Picking a Voice of Reason

(Gerald Martineau - Staff)
By Lyndsey Layton
Washington Post Staff Writer
Wednesday, February 1, 2006

There is no cash prize, no Broyhill living room set, not even a free Metro ride -- just bragging rights and your voice piped into subway cars 33,017 times a day.

But the suspense mounts: Who will win the great Voice of Metrorail contest today? Which singular sound will be selected from among 10 finalists, whose voices range from bass to soprano, from smoky to bubbly?

Will it be the federal bureaucrat with the Southern twang? The second-grade teacher with the chipper tone? The sultry car dealership employee?

The finalists, chosen from 1,259 entries, awoke this morning to the possibility of hitting the big time, of being anointed the new voice of Metro and recording the "doors closing" message that plays on every Metro train after every station stop. The voice will replace a 10-year-old recording that transit officials said has grown so stale no one pays attention to it anymore.
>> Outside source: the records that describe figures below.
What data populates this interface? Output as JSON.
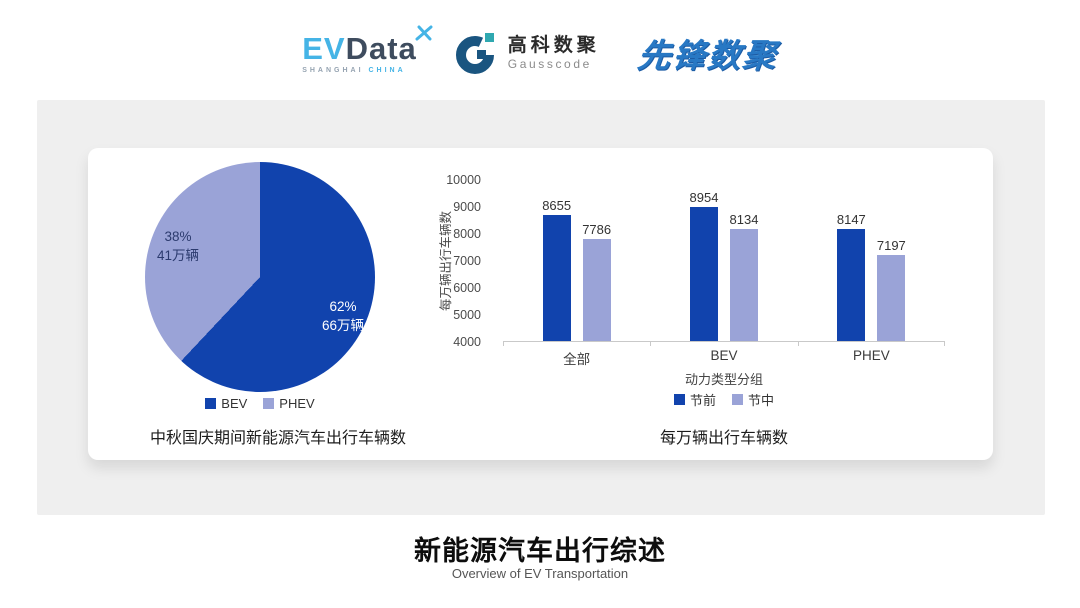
{
  "header": {
    "evdata": {
      "ev": "EV",
      "data": "Data",
      "sub_left": "SHANGHAI",
      "sub_right": "CHINA"
    },
    "gausscode": {
      "cn": "高科数聚",
      "en": "Gausscode"
    },
    "pioneer": {
      "text": "先锋数聚"
    }
  },
  "colors": {
    "primary_dark": "#1143ad",
    "primary_light": "#9aa3d7",
    "panel_bg": "#efefef",
    "axis_line": "#c9c9c9"
  },
  "chart_data": [
    {
      "type": "pie",
      "title": "中秋国庆期间新能源汽车出行车辆数",
      "slices": [
        {
          "label": "BEV",
          "percent": 62,
          "percent_text": "62%",
          "value_text": "66万辆",
          "color": "#1143ad"
        },
        {
          "label": "PHEV",
          "percent": 38,
          "percent_text": "38%",
          "value_text": "41万辆",
          "color": "#9aa3d7"
        }
      ],
      "legend_position": "bottom",
      "start_angle_deg": 0
    },
    {
      "type": "bar",
      "title": "每万辆出行车辆数",
      "categories": [
        "全部",
        "BEV",
        "PHEV"
      ],
      "series": [
        {
          "name": "节前",
          "color": "#1143ad",
          "values": [
            8655,
            8954,
            8147
          ]
        },
        {
          "name": "节中",
          "color": "#9aa3d7",
          "values": [
            7786,
            8134,
            7197
          ]
        }
      ],
      "ylabel": "每万辆出行车辆数",
      "xlabel": "动力类型分组",
      "ylim": [
        4000,
        10000
      ],
      "yticks": [
        4000,
        5000,
        6000,
        7000,
        8000,
        9000,
        10000
      ],
      "legend_position": "bottom",
      "grid": false
    }
  ],
  "footer": {
    "title": "新能源汽车出行综述",
    "subtitle": "Overview of EV Transportation"
  }
}
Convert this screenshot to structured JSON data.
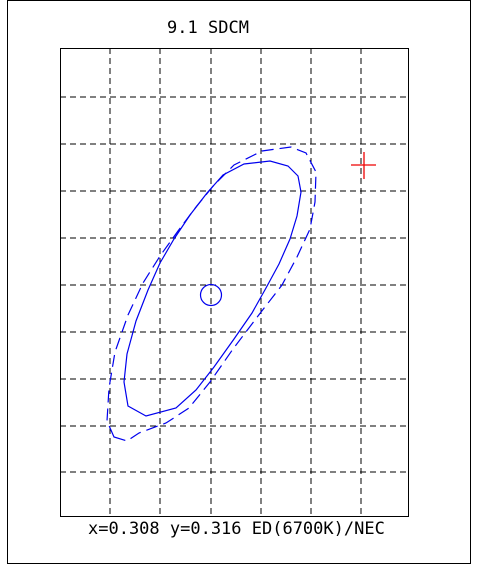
{
  "chart_data": {
    "type": "scatter",
    "title": "9.1 SDCM",
    "caption": "x=0.308 y=0.316 ED(6700K)/NEC",
    "grid": true,
    "colors": {
      "frame": "#000000",
      "grid": "#000000",
      "ellipse": "#0000ee",
      "target": "#ee0000"
    },
    "center_marker": {
      "x": 0.308,
      "y": 0.316,
      "shape": "circle"
    },
    "target_marker": {
      "shape": "cross"
    }
  }
}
The winner will enjoy a peculiar type of celebrity. His or her voice will become one of the distinctive sounds of Washington, intimately familiar to Metro's 700,000 daily subway riders.

Metro officials were stunned by the interest in the contest. The transit agency was flooded with audition recordings from as far away as Seattle. A panel of Metro managers narrowed the field to 10, all of whom live in the metropolitan area and half of whom ride Metro regularly.
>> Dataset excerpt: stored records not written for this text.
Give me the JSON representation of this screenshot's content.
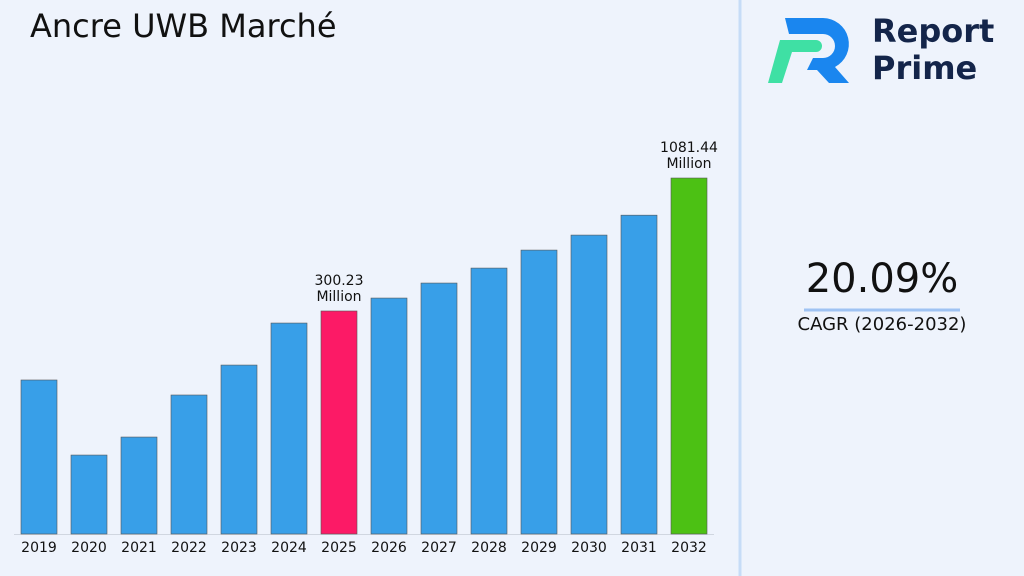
{
  "chart_data": {
    "type": "bar",
    "title": "Ancre UWB Marché",
    "categories": [
      "2019",
      "2020",
      "2021",
      "2022",
      "2023",
      "2024",
      "2025",
      "2026",
      "2027",
      "2028",
      "2029",
      "2030",
      "2031",
      "2032"
    ],
    "values": [
      154.4,
      74.9,
      89.1,
      133.6,
      178.3,
      267.3,
      300.23,
      340.1,
      393,
      454,
      540,
      624,
      756,
      1081.44
    ],
    "value_labels": [
      null,
      null,
      null,
      null,
      null,
      null,
      "300.23 Million",
      null,
      null,
      null,
      null,
      null,
      null,
      "1081.44 Million"
    ],
    "colors": [
      "#389fe8",
      "#389fe8",
      "#389fe8",
      "#389fe8",
      "#389fe8",
      "#389fe8",
      "#fc1a66",
      "#389fe8",
      "#389fe8",
      "#389fe8",
      "#389fe8",
      "#389fe8",
      "#389fe8",
      "#4cc114"
    ],
    "ylim": [
      35,
      1718
    ],
    "log": true,
    "grid": false
  },
  "side_panel": {
    "cagr_value": "20.09%",
    "cagr_label": "CAGR (2026-2032)",
    "logo_line1": "Report",
    "logo_line2": "Prime"
  }
}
This morning, three judges -- the head of marketing for Metro, a representative of the ad agency under contract with Metro and a former local anchorwoman -- will listen to recordings made in a professional studio and select a winner.

Who would compete for this faceless honor?
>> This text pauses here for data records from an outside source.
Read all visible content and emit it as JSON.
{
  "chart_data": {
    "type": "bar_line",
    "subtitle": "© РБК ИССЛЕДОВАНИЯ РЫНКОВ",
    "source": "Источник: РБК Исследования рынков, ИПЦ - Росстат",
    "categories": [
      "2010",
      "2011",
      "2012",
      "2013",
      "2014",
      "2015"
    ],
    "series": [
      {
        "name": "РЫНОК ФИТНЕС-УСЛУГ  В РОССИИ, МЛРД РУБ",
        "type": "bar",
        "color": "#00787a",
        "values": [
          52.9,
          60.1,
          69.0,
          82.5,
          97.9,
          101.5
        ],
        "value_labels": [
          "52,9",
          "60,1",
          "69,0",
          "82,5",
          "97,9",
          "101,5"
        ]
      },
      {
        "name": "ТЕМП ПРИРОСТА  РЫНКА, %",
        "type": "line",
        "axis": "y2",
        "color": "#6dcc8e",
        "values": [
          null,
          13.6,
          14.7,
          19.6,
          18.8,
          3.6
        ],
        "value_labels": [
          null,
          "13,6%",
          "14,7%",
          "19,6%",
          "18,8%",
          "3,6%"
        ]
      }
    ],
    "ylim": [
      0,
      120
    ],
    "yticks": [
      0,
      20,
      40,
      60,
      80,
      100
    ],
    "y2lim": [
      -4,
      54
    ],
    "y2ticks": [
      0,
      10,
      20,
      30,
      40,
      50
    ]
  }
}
"It would be a dream come true," said finalist Steve Broido, a 30-year-old District resident. "It would be so awesome. I'm pretty excited, I have to admit -- just the idea that it could be your voice!"

Broido works for "The Motley Fool," a financial-advice radio program, but labors behind the scenes as a producer, not on the air. He practiced his "doors closing" announcements in the shower.

"It's going to be tough," said Broido, who sings bass in an a cappella group. "It all depends on what they're looking for. They're looking for a specific paint chip, and there are millions of paint chips."

John Howell, 35, is a federal worker with no radio experience. He does, however, have a deep voice and a 4-year-old son who is crazy about trains. "I saw this as a blatant opportunity to win Dad points," said Howell, who made his audition tape on a recorder in his Fairfax Station garage and was stunned to be named a finalist.